No, the Cold Doesn't Mean No Global Warming
Scientists say there's a difference between weather and climate.
Jan. 8, 2010 -- No, the cold snap in some parts of the northern hemisphere (New York, Florida, Beijing, Northern India, Europe) does not mean that manmade global warming is not happening, or even that it's happening just a little less.
This is, of course, an old story...and more and more 5th graders are bringing it home from their science classes to get their parents up to date on the latest climate science.
Bottom line -- fast and simple? Three points:
1. Weather is not climate.
2. Manmade global warming means less frequent cold snaps (not none at all) and more frequent heat waves -- just as we've been having.
3. You know (don't you?) about the record high temperatures this week in Washington State, Alaska and Bulgaria in the Northern Hemisphere -- plus, down south, the record-breaking high temperatures in New Zealand, and the second hottest year on record (after 2005) in Australia?
Take a look at a piece, "Weather Is Not Climate," that my ABC News colleague Clayton Sandell and I filed on the same question three years ago.
In it, we spoke to Mark Serreze, a research scientist at the National Snow and Ice Data Center.
"The fact that we had a couple of cool months doesn't say anything at all about long-term trends," said Serreze. "It's just a clear example of natural variability on the climate system. The long-term averages are decidedly toward a warming planet.
"We have a gradual warming of Earth's system, but that is interspersed with a strong natural variability in the system," he said. "This is just the way the system works."
Kevin Trenberth, a scientist at the National Center for Atmospheric Research, agreed.
"Weather is chaotic. It has an infinite amount of variability, and that's just the nature of weather," he said. "Weather dominates on a day-to-day basis, and there will be warmer periods and cooler periods. But it's the overall pattern that gives you the climate."

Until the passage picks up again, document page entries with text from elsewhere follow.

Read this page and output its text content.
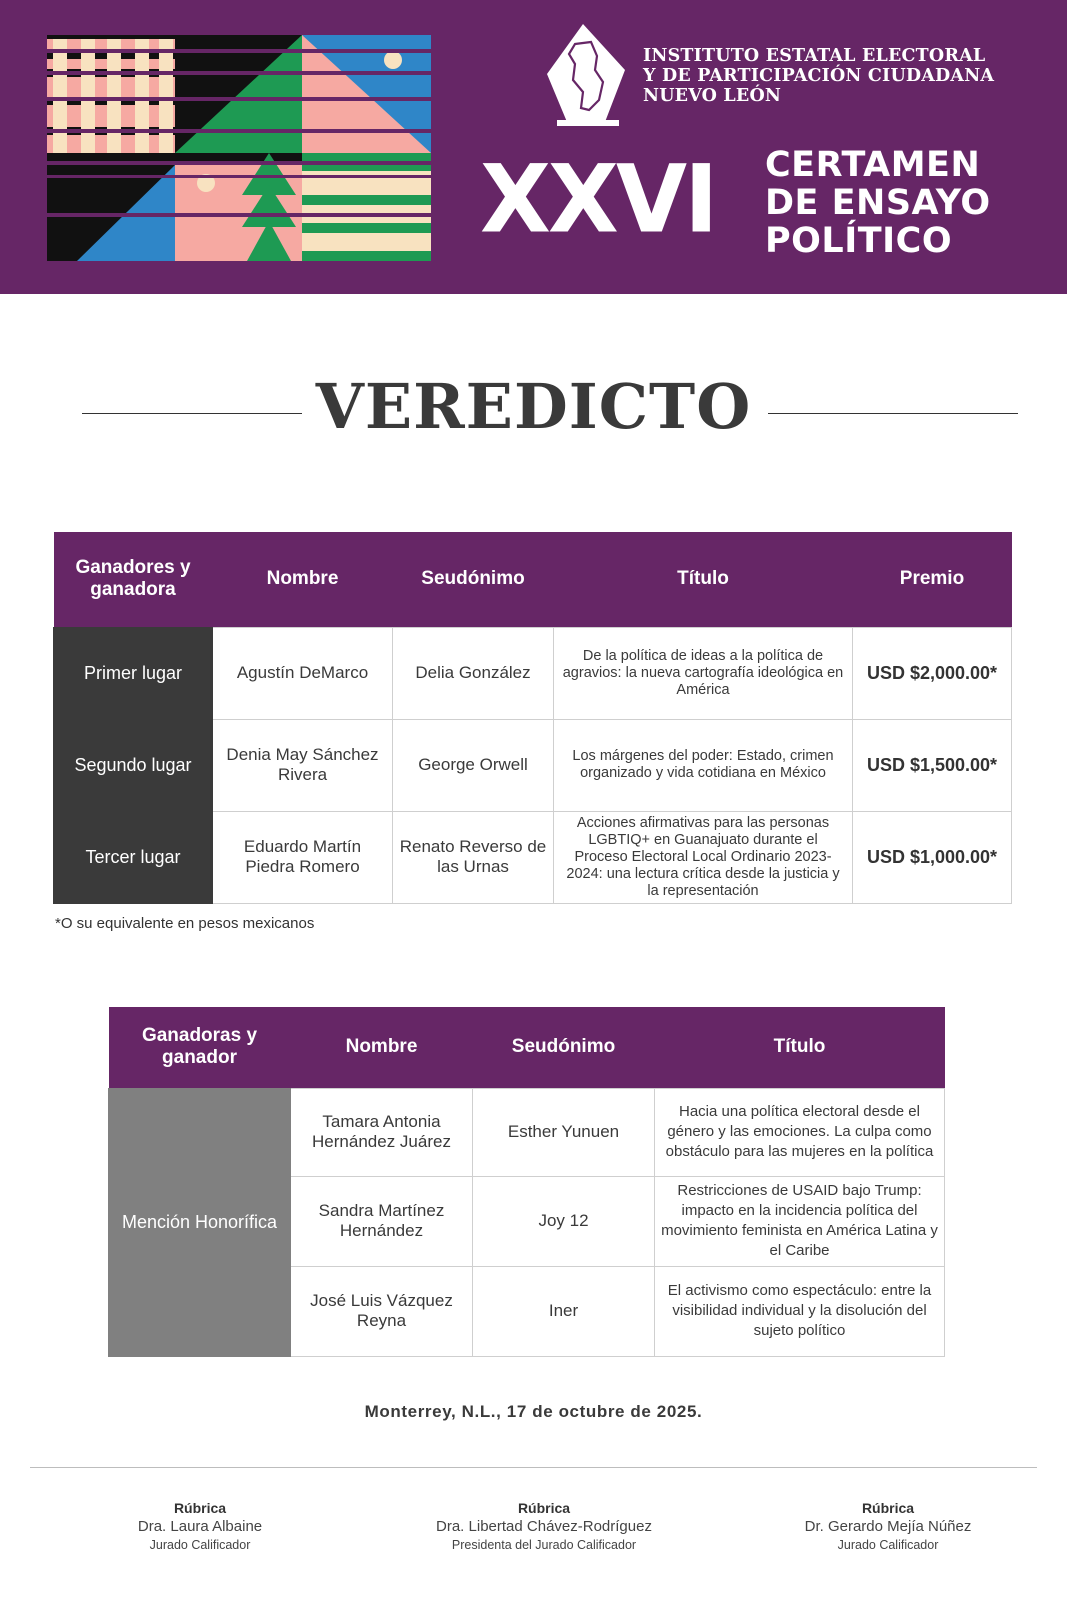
INSTITUTO ESTATAL ELECTORAL
Y DE PARTICIPACIÓN CIUDADANA
NUEVO LEÓN
XXVI CERTAMEN
DE ENSAYO
POLÍTICO
VEREDICTO
Ganadores y ganadora	Nombre	Seudónimo	Título	Premio
Primer lugar	Agustín DeMarco	Delia González	De la política de ideas a la política de agravios: la nueva cartografía ideológica en América	USD $2,000.00*
Segundo lugar	Denia May Sánchez Rivera	George Orwell	Los márgenes del poder: Estado, crimen organizado y vida cotidiana en México	USD $1,500.00*
Tercer lugar	Eduardo Martín Piedra Romero	Renato Reverso de las Urnas	Acciones afirmativas para las personas LGBTIQ+ en Guanajuato durante el Proceso Electoral Local Ordinario 2023-2024: una lectura crítica desde la justicia y la representación	USD $1,000.00*
*O su equivalente en pesos mexicanos
Ganadoras y ganador	Nombre	Seudónimo	Título
Mención Honorífica	Tamara Antonia Hernández Juárez	Esther Yunuen	Hacia una política electoral desde el género y las emociones. La culpa como obstáculo para las mujeres en la política
	Sandra Martínez Hernández	Joy 12	Restricciones de USAID bajo Trump: impacto en la incidencia política del movimiento feminista en América Latina y el Caribe
	José Luis Vázquez Reyna	Iner	El activismo como espectáculo: entre la visibilidad individual y la disolución del sujeto político
Monterrey, N.L., 17 de octubre de 2025.
Rúbrica
Dra. Laura Albaine
Jurado Calificador
Rúbrica
Dra. Libertad Chávez-Rodríguez
Presidenta del Jurado Calificador
Rúbrica
Dr. Gerardo Mejía Núñez
Jurado Calificador
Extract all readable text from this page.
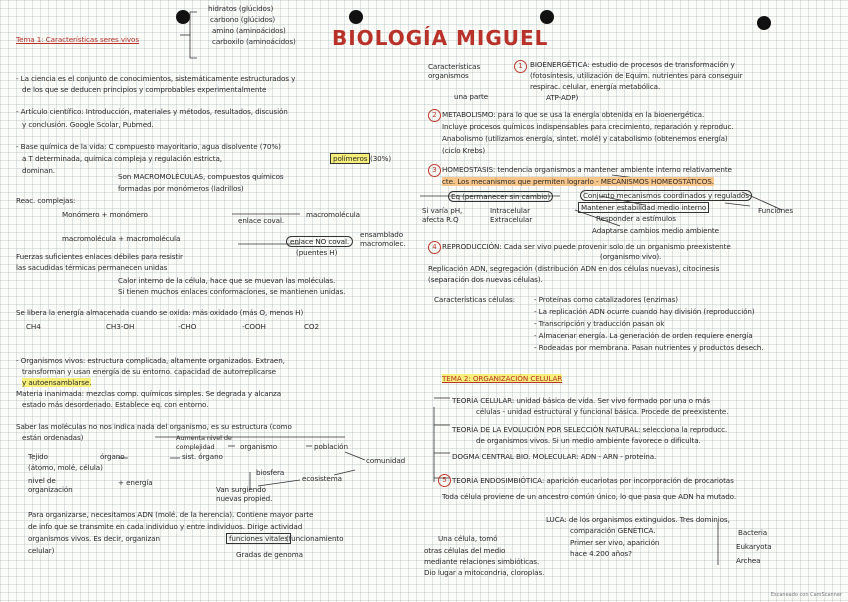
BIOLOGÍA MIGUEL
hidratos (glúcidos)
carbono (glúcidos)
amino (aminoácidos)
carboxilo (aminoácidos)
Tema 1: Características seres vivos
- La ciencia es el conjunto de conocimientos, sistemáticamente estructurados y
de los que se deducen principios y comprobables experimentalmente
- Artículo científico: Introducción, materiales y métodos, resultados, discusión
y conclusión. Google Scolar, Pubmed.
- Base química de la vida: C compuesto mayoritario, agua disolvente (70%)
a T determinada, química compleja y regulación estricta,	polímeros (30%)
dominan.
Son MACROMOLÉCULAS, compuestos químicos
formadas por monómeros (ladrillos)
Reac. complejas:
Monómero + monómero
enlace coval.
macromolécula
macromolécula + macromolécula	enlace NO coval.
ensamblado macromolec.
(puentes H)
Fuerzas suficientes enlaces débiles para resistir
las sacudidas térmicas permanecen unidas
Calor interno de la célula, hace que se muevan las moléculas.
Si tienen muchos enlaces conformaciones, se mantienen unidas.
Se libera la energía almacenada cuando se oxida: más oxidado (más O, menos H)
CH4	CH3-OH	-CHO	-COOH	CO2
- Organismos vivos: estructura complicada, altamente organizados. Extraen,
transforman y usan energía de su entorno. capacidad de autorreplicarse
y autoensamblarse.
Materia inanimada: mezclas comp. químicos simples. Se degrada y alcanza
estado más desordenado. Establece eq. con entorno.
Saber las moléculas no nos indica nada del organismo, es su estructura (como
están ordenadas)	Aumenta nivel de complejidad
Tejido	órgano	sist. órgano
organismo	población
comunidad
ecosistema
biosfera
(átomo, molé, célula)
nivel de organización
+ energía
Van surgiendo nuevas propied.
Para organizarse, necesitamos ADN (molé. de la herencia). Contiene mayor parte
de info que se transmite en cada individuo y entre individuos. Dirige actividad
organismos vivos. Es decir, organizan	funciones vitales
(funcionamiento
celular)	Gradas de genoma
Características organismos
una parte
1	BIOENERGÉTICA: estudio de procesos de transformación y
(fotosíntesis, utilización de Equim. nutrientes para conseguir
respirac. celular, energía metabólica.
ATP-ADP)
2 METABOLISMO: para lo que se usa la energía obtenida en la bioenergética.
Incluye procesos químicos indispensables para crecimiento, reparación y reproduc.
Anabolismo (utilizamos energía, sintet. molé) y catabolismo (obtenemos energía)
(ciclo Krebs)
3 HOMEOSTASIS: tendencia organismos a mantener ambiente interno relativamente
cte. Los mecanismos que permiten lograrlo - MECANISMOS HOMEOSTÁTICOS.
Eq (permanecer sin cambio)	Conjunto mecanismos coordinados y regulados
Si varía pH, afecta R.Q
Intracelular Extracelular
Mantener estabilidad medio interno	Funciones
Responder a estímulos
Adaptarse cambios medio ambiente
4 REPRODUCCIÓN: Cada ser vivo puede provenir solo de un organismo preexistente
(organismo vivo).
Replicación ADN, segregación (distribución ADN en dos células nuevas), citocinesis
(separación dos nuevas células).
Características células:	- Proteínas como catalizadores (enzimas)
- La replicación ADN ocurre cuando hay división (reproducción)
- Transcripción y traducción pasan ok
- Almacenar energía. La generación de orden requiere energía
- Rodeadas por membrana. Pasan nutrientes y productos desech.
TEMA 2: ORGANIZACIÓN CELULAR
TEORÍA CELULAR: unidad básica de vida. Ser vivo formado por una o más
células - unidad estructural y funcional básica. Procede de preexistente.
TEORÍA DE LA EVOLUCIÓN POR SELECCIÓN NATURAL: selecciona la reproducc.
de organismos vivos. Si un medio ambiente favorece o dificulta.
DOGMA CENTRAL BIO. MOLECULAR: ADN - ARN - proteína.
5 TEORÍA ENDOSIMBIÓTICA: aparición eucariotas por incorporación de procariotas
Toda célula proviene de un ancestro común único, lo que pasa que ADN ha mutado.
LUCA: de los organismos extinguidos. Tres dominios,
comparación GENÉTICA.
Primer ser vivo, aparición
hace 4.200 años?
Bacteria
Eukaryota
Archea
Una célula, tomó
otras células del medio
mediante relaciones simbióticas.
Dio lugar a mitocondria, cloroplas.
Escaneado con CamScanner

'It's Not Actually That Cold'
There is also a new piece by Malcolm Ritter, a science writer at The Associated Press. You can find it by clicking HERE.
Weather vs. Climate
Or take a look at a blog post by Eoin O'Carroll at the Christian Science Monitor.
In it, he writes, "It's not actually that cold.
"Yes, it takes chutzpah to say this amid reports of seniors in Britain burning books to stay warm, but it's true. It was actually colder in London this week last year....
"It's the same story all over the Northern Hemisphere. Yes, it's colder than what we're used to in January, but we're not breaking very many new temperature records."
Ten Days vs. 20 Years
Weather is short-term and local -- say, the next five or 10 days in the Tri-State Area.
Climate is long-term and regional (or bigger) -- say, the average over the next 20 years in the American Northeast.
If you look at this graph of the past 130 years from the National Climate Data Center, you will see that from year to year there have been sharp spikes and valleys.
But the "decadal average" (over ten years) has been rising, is now the hottest since modern records were kept, and accelerating, the scientists tell us.
In Boulder, Colo., the National Center for Atmospheric Research recently reported that, while the ratio of record hot to record cold days in the 1950s was very roughly 1-to-1, by the 2000s, there were more record hot days by a ratio of 2-to-1.
A Note on the 'Proximate Causes' of the Cold Snap
The weather systems of the planet are highly complex.
This is the reason it's so hard to predict weather -- which is short-term and local -- but easier to predict climate, which is long-term and regional.
It's like the surface of a pot of boiling water. You can't predict whether a bubble will or won't appear at a precise tiny point on the surface exactly five minutes after you turn on the heat, but you can predict what the overall surface will look like overall -- it will be bubbling.
However, modern meteorologists are getting better all the time, and among the partial explanations they now give of the immediate ("proximate") causes of the cold snap are a) that the "rivers of air" -- like the jet stream that flows east to west in the northern hemisphere -- have developed some big dips to the south, which pull down Arctic air into lower latitudes, and b) that something called the AO -- short for Arctic Oscillation -- is relatively weak at the moment.
Since the AO's winds tend to swirl around the north pole and, when they are stronger, keep the cold Arctic air penned in up there, when they are weaker, it can let more frigid air spill down toward the south.
Scientists often advise that, when thinking about weather, or climate -- or anything, really -- it's always important to remember that nothing ever happens for any one reason.